Here are your next steps:
Before Sadie goes anywhere near the car, first acclimate her to a Thundershirt in the house; whenever she has it on, she gets fed and played with. Now, take off the Thundershirt. It’s important for Sadie to begin to associate the Thunderhirt with impending excitement. It may take a few weeks before your dog makes that association.
Now, ask your veterinarian about a nutritional supplement called Anxitane, which also helps soothe tattered nerves. Give your dog Cerenia about an hour before putting her in the car for her first behavior modification practice session.
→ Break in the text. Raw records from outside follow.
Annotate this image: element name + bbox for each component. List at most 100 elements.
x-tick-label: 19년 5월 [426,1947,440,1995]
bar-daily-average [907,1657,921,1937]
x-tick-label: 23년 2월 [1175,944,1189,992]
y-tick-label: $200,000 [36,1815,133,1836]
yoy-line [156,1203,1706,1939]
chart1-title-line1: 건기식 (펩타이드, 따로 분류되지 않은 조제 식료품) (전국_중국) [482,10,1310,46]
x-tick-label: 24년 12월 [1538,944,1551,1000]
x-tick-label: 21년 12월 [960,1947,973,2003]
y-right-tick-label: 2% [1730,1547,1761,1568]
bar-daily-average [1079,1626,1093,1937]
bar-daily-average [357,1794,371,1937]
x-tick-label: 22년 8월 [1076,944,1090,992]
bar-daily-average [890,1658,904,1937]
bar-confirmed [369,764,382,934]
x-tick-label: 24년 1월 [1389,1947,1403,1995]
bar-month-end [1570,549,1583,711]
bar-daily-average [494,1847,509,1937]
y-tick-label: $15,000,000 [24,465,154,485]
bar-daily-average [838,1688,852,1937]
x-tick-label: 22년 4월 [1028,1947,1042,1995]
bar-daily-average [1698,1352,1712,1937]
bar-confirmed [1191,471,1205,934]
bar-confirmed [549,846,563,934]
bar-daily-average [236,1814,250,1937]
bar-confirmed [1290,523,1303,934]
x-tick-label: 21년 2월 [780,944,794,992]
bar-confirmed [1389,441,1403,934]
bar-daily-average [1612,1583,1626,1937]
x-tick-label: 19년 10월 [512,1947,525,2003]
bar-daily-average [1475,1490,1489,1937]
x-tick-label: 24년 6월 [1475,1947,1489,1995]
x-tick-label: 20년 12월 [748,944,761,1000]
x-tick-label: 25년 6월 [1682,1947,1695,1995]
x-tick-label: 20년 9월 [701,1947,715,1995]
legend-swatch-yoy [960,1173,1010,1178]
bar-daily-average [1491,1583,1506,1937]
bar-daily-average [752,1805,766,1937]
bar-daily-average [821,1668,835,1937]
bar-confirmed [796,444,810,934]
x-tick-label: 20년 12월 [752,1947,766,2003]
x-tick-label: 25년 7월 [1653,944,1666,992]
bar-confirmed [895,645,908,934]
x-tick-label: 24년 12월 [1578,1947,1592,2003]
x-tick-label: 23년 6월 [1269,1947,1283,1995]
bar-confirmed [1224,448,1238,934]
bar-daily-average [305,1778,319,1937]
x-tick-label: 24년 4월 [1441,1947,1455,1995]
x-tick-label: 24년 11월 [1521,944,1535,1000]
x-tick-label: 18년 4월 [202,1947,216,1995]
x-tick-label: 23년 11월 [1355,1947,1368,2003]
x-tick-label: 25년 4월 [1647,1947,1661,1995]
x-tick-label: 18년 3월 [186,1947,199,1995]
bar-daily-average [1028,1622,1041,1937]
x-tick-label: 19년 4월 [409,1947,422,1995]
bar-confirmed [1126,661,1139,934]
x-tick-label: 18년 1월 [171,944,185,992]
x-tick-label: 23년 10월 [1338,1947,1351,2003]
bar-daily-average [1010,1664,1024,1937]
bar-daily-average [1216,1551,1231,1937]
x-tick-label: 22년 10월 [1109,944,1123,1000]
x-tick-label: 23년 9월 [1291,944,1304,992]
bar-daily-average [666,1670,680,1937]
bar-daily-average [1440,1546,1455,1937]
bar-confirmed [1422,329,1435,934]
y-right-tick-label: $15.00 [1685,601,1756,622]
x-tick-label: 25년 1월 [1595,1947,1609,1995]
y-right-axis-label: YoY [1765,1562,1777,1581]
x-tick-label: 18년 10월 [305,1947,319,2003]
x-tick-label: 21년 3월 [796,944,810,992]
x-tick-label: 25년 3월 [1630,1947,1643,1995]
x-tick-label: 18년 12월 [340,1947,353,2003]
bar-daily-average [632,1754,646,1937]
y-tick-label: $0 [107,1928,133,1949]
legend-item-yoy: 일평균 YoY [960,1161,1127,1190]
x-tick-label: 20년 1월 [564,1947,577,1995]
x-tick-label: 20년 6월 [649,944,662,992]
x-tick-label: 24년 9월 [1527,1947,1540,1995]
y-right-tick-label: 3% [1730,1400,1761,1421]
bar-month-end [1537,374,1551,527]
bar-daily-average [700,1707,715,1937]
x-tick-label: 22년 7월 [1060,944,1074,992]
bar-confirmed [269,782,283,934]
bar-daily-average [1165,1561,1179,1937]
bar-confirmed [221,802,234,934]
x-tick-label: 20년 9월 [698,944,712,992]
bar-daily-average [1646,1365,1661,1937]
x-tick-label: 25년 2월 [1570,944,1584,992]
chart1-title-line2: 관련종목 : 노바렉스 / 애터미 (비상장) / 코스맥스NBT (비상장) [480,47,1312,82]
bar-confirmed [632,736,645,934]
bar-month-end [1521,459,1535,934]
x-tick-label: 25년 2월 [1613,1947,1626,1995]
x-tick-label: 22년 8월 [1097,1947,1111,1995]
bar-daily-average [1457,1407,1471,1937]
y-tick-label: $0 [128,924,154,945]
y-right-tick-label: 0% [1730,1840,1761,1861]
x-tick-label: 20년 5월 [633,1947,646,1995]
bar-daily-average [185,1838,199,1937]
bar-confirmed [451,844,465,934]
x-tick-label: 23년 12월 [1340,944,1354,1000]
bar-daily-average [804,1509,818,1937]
Put on the Adaptil collar and leave it on throughout the training period (easier than putting it on and taking it off for every car ride). Spray Adaptil on the back seat of the car before departing (test on fabric first).
Return to fetch Sadie, put on her Thundershirt and take her to the car. Either using a toy or treats, play a new game by asking her to jump into the car, and then out. Surprise her with some treats on the back seat. That’s it, then return to the house. Don’t give Sadie any opportunity to not like the car.
After several days of these car play sessions, when Sadie is looking forward to the game, close the car door with her inside and start the engine, but don’t go anywhere. Now, return to the house for Sadie’s regular meal.
Next time, play with Sadie a little in the car, offer her treats on the back seat, and drive down the driveway 5 or 10 feet. Then go back in the house for another meal.
If Sadie continues to do fine with this routine - and I’m betting she will – drive down the block, always returning promptly for a meal, so the car ride is further associated with something good. If Sadie begins to drool, whine or act anxious in any way while riding in the car, you need to back things up a step.
Other tools, which help some dogs, include a soft kind of Elizabethan collar often used post-surgically so dogs can’t scratch (brands include the Kong EZ Collar or Buster Collar). Also, some small dogs feel more secure in safety seats.
If Sadie is happy, gradually extend the length of the practice rides. If she enjoys playing with other pets, a good destination might be a pet store or dog park. Once Sadie is OK with car rides to the park, Grandma’s house might be next.
Over time, most dog owners can ease off Cerenia. If there’s still a concern about motion sickness, ginger cookies (for dogs) may help.
Q: About a year ago, I adopted a shelter cat. He’s very loving and enjoys being petted. However, sometimes his ears go back, he gets a mean look in his eyes and he bites. Then he’s really friendly again. What’s up? – B.B., Minneola, Fla.
A: Some individual cats enjoy more petting than others. It’s perceptive of you to pick up on the warning signs. Literally count how many times you can pet your cat before you see his ears go back, the hair go up on the back of his neck, see his skin ripple or his tail twitch.
Once you know the magic number, stop petting your cat well before you reach it. Then, very gradually, increase the number of strokes per session. For some cats, this builds tolerance. And certainly, offering some treats while you pet your cat could help. Still, some cats are just stingy about how long they tolerate petting.